If you haven’t watched Dave Chappelle’s “The Closer” yet, I suggest doing so before reading this. It is available on Netflix and is well worth it.
The show got a lot of press for Chappelle’s comments on transgender. If you want to read about that angle, there is plenty to read on the internet, so I won’t directly address that issue. But I’d like to address the much smaller focus on Jews in the show, and how it relates to his larger message.
Chappelle made one joke early on that could be taken as antisemitic or anti-Israel. He described a movie he’d like to write about a group that leaves earth for a few thousand years and then comes back to claim earth as their own. The movie would be called “Space Jews.”
There was an audible groan from the audience. He says, “It’s gonna get a lot worse.” But I don’t think the audience reacted that way at any other point, even though it arguably did get a lot worse.
Chappelle is a Muslim, and the show was in Detroit, which has a sizable Muslim population. He says at the end of the show that he’s going to stop making jokes about transgender. Maybe he was testing the waters on switching to anti-Israel material? If so, I’m glad the audience didn’t go for it. I was disappointed by the joke, but knowing I was watching a show that many people found offensive, I decided to take it and keep watching. But now having seen the whole show, I’d like to respond to that joke, as I don’t think it fit with his overall message, which I found quite meaningful.
Chappelle addressed the fact that he is frequently accused of “punching down” on transgender people, in other words, looking down on them when he makes fun. He seemed bothered by the fact that transgender activists don’t acknowledge the suffering that African Americans have endured in this country.
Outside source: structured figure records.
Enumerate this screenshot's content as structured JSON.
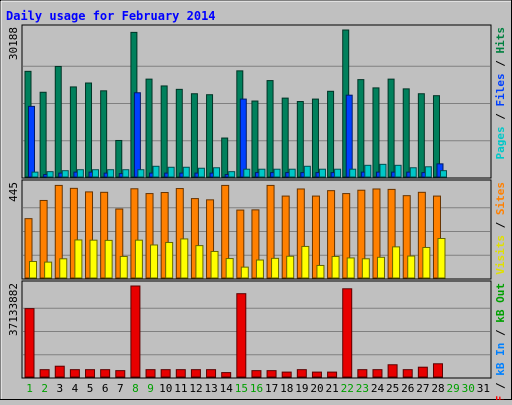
{
  "chart_data": {
    "type": "bar",
    "title": "Daily usage for February 2014",
    "days": [
      "1",
      "2",
      "3",
      "4",
      "5",
      "6",
      "7",
      "8",
      "9",
      "10",
      "11",
      "12",
      "13",
      "14",
      "15",
      "16",
      "17",
      "18",
      "19",
      "20",
      "21",
      "22",
      "23",
      "24",
      "25",
      "26",
      "27",
      "28",
      "29",
      "30",
      "31"
    ],
    "weekend_days": [
      "1",
      "2",
      "8",
      "9",
      "15",
      "16",
      "22",
      "23",
      "29",
      "30"
    ],
    "panels": [
      {
        "id": "hits",
        "ymax_label": "30188",
        "ymax": 30188,
        "legend": [
          {
            "text": "Pages",
            "color": "#00c8c8"
          },
          {
            "text": " / ",
            "color": "#000000"
          },
          {
            "text": "Files",
            "color": "#0040ff"
          },
          {
            "text": " / ",
            "color": "#000000"
          },
          {
            "text": "Hits",
            "color": "#008040"
          }
        ],
        "series": [
          {
            "name": "Hits",
            "color": "#00805c",
            "values": [
              21700,
              17400,
              22700,
              18500,
              19300,
              17700,
              7500,
              29700,
              20100,
              18700,
              18000,
              17100,
              16900,
              8000,
              21800,
              15600,
              19800,
              16200,
              15500,
              16000,
              17600,
              30188,
              20000,
              18300,
              20100,
              18100,
              17100,
              16700,
              0,
              0,
              0
            ]
          },
          {
            "name": "Files",
            "color": "#0040ff",
            "values": [
              14500,
              500,
              800,
              1000,
              1000,
              800,
              700,
              17300,
              800,
              800,
              800,
              800,
              800,
              500,
              16000,
              900,
              900,
              900,
              900,
              900,
              900,
              16800,
              1000,
              1000,
              1000,
              1000,
              900,
              2700,
              0,
              0,
              0
            ]
          },
          {
            "name": "Pages",
            "color": "#00c8c8",
            "values": [
              1000,
              1100,
              1300,
              1500,
              1500,
              1500,
              1500,
              1500,
              2200,
              2000,
              2000,
              1800,
              1900,
              1100,
              1600,
              1600,
              1600,
              1600,
              2200,
              1600,
              1600,
              1600,
              2400,
              2600,
              2400,
              1900,
              2100,
              1300,
              0,
              0,
              0
            ]
          }
        ]
      },
      {
        "id": "visits",
        "ymax_label": "445",
        "ymax": 445,
        "legend": [
          {
            "text": "Visits",
            "color": "#e0e000"
          },
          {
            "text": " / ",
            "color": "#000000"
          },
          {
            "text": "Sites",
            "color": "#ff8000"
          }
        ],
        "series": [
          {
            "name": "Sites",
            "color": "#ff8000",
            "values": [
              284,
              371,
              443,
              429,
              412,
              410,
              330,
              427,
              404,
              409,
              428,
              380,
              374,
              443,
              325,
              326,
              443,
              392,
              426,
              392,
              418,
              404,
              420,
              426,
              424,
              394,
              410,
              392,
              0,
              0,
              0
            ]
          },
          {
            "name": "Visits",
            "color": "#ffff00",
            "values": [
              79,
              76,
              92,
              182,
              181,
              180,
              103,
              181,
              158,
              170,
              187,
              155,
              127,
              93,
              52,
              86,
              94,
              104,
              151,
              60,
              103,
              96,
              92,
              99,
              149,
              105,
              146,
              189,
              0,
              0,
              0
            ]
          }
        ]
      },
      {
        "id": "kbytes",
        "ymax_label": "37133882",
        "ymax": 37133882,
        "legend": [
          {
            "text": "kB F",
            "color": "#ff0000"
          },
          {
            "text": " / ",
            "color": "#000000"
          },
          {
            "text": "kB In",
            "color": "#0080ff"
          },
          {
            "text": " / ",
            "color": "#000000"
          },
          {
            "text": "kB Out",
            "color": "#00a000"
          }
        ],
        "series": [
          {
            "name": "kB F",
            "color": "#e80000",
            "values": [
              27900000,
              3000000,
              4400000,
              3000000,
              3000000,
              3000000,
              2600000,
              37133882,
              3000000,
              3000000,
              3000000,
              3000000,
              3000000,
              1800000,
              34000000,
              2600000,
              2600000,
              2000000,
              3000000,
              2000000,
              2000000,
              36000000,
              3000000,
              3000000,
              5000000,
              3000000,
              4000000,
              5400000,
              0,
              0,
              0
            ]
          }
        ]
      }
    ]
  }
}
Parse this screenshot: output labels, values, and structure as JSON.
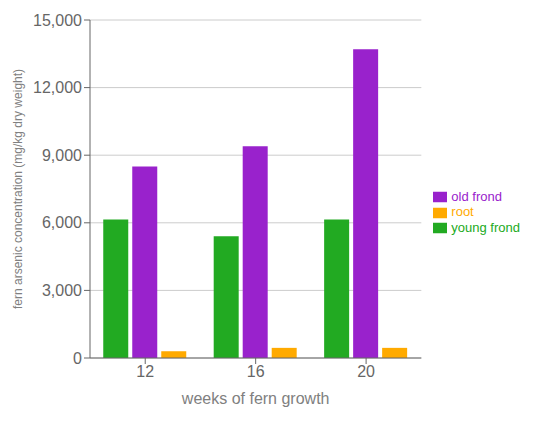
{
  "chart_data": {
    "type": "bar",
    "xlabel": "weeks of fern growth",
    "ylabel": "fern arsenic concentration (mg/kg dry weight)",
    "categories": [
      "12",
      "16",
      "20"
    ],
    "series": [
      {
        "name": "young frond",
        "color": "#22aa22",
        "values": [
          6150,
          5400,
          6150
        ]
      },
      {
        "name": "old frond",
        "color": "#9922cc",
        "values": [
          8500,
          9400,
          13700
        ]
      },
      {
        "name": "root",
        "color": "#ffaa00",
        "values": [
          300,
          450,
          450
        ]
      }
    ],
    "ylim": [
      0,
      15000
    ],
    "yticks": [
      0,
      {
        "value": 3000,
        "label": "3,000"
      },
      {
        "value": 6000,
        "label": "6,000"
      },
      {
        "value": 9000,
        "label": "9,000"
      },
      {
        "value": 12000,
        "label": "12,000"
      },
      {
        "value": 15000,
        "label": "15,000"
      }
    ],
    "grid": true,
    "legend": "right"
  }
}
As an example, in a response to a transgender person saying, “You don’t know what my people have been through,” Chappelle responds, “Were your people brought over on ships?”
I think he made clear over the course of the special that he is more than willing to connect to the suffering of transgender individuals, but not willing to treat their suffering as somehow greater or more important than that of Black people in this country.
I relate to this viewpoint very much. I am bothered by some of the “woke” activism for the same reason. We seem to pick a small number of favored “victim” groups and act as if everyone else is privileged and needs to understand and accommodate the suffering of those in the favored group. This then minimizes the suffering of those who didn’t make the cut for favored-victim status.
And somehow Jews never qualify for favored-victim status, despite our long history of persecution in almost every part of the world over the last 2,000 years, which unfortunately continues to this day.
The second Jewish reference in the show came later, after Chappelle told a story of a freed slave who later became a successful landowner and then became a slave owner himself. It was a powerful story of forgetting your own roots. He said that a movie was going to be made about this story, and jokingly said it was going to be called “Space Jews.”
It could be that this was just a passing, lighthearted reference to his earlier joke that fell flat. Now I might be reading into it too much, but I sensed a deeper meaning. There were unfortunately Jews throughout history who were involved in the slave trade. And Jews of all people should have known better. The Torah is full of warnings to treat others well, because we were once slaves in Egypt. This is our founding narrative. So enslaving others is forgetting that message. If this is what he meant, then it is a fair point.
However, by the same token, I need to go back to the first reference to “Space Jews.” The implication was that like the people in his movie, the Jews “left” Israel thousands of years ago before returning to claim the land as their own. The problem is that Jews left Israel after the destruction of the Temple much like Black people left Africa—in captivity. The reason Black slaves sang Psalm 137 (“By the rivers of Babylon”) is because they related their own plight to that of Jews in exile, much as they also related to the Exodus story as a shared experience of slavery.
As recently as the civil rights movement in America, Black and Jewish people still had a shared experience of oppression and exclusion. But lately, that cooperation has waned. I think a reason that many Jews are less sympathetic to the Black Lives Matter movement, aside from the anti-Israel streak within the movement, is that it has become exclusionary. Just as Chappelle feels that transgener activists are highlighting their own suffering to the exclusion of Blacks, many Jews bristle at being considered “white oppressors” who can’t possibly understand the Black experience.
On the contrary. If given a chance, we very much understand that experience, because it is our experience. We don’t need to argue about who suffered more or for longer, and the experience of discrimination can change over time, place and circumstance. The important thing is we can support others who are suffering through a human-to-human connection, but it needs to be reciprocal. Or, as Chappelle put it: “Empathy is bisexual. It goes both ways.”
Jewish and Black Americans need to do a better job of relating to each other as partners in a shared experience of oppression, and support the other in their time of need, instead of trying to outdo the other by comparing our suffering. So Dave, if your message was that we should all have empathy for each other’s suffering, then we are with you all the way. Just don’t punch down on us.
Ben Sandler lives in Teaneck with his wife and children.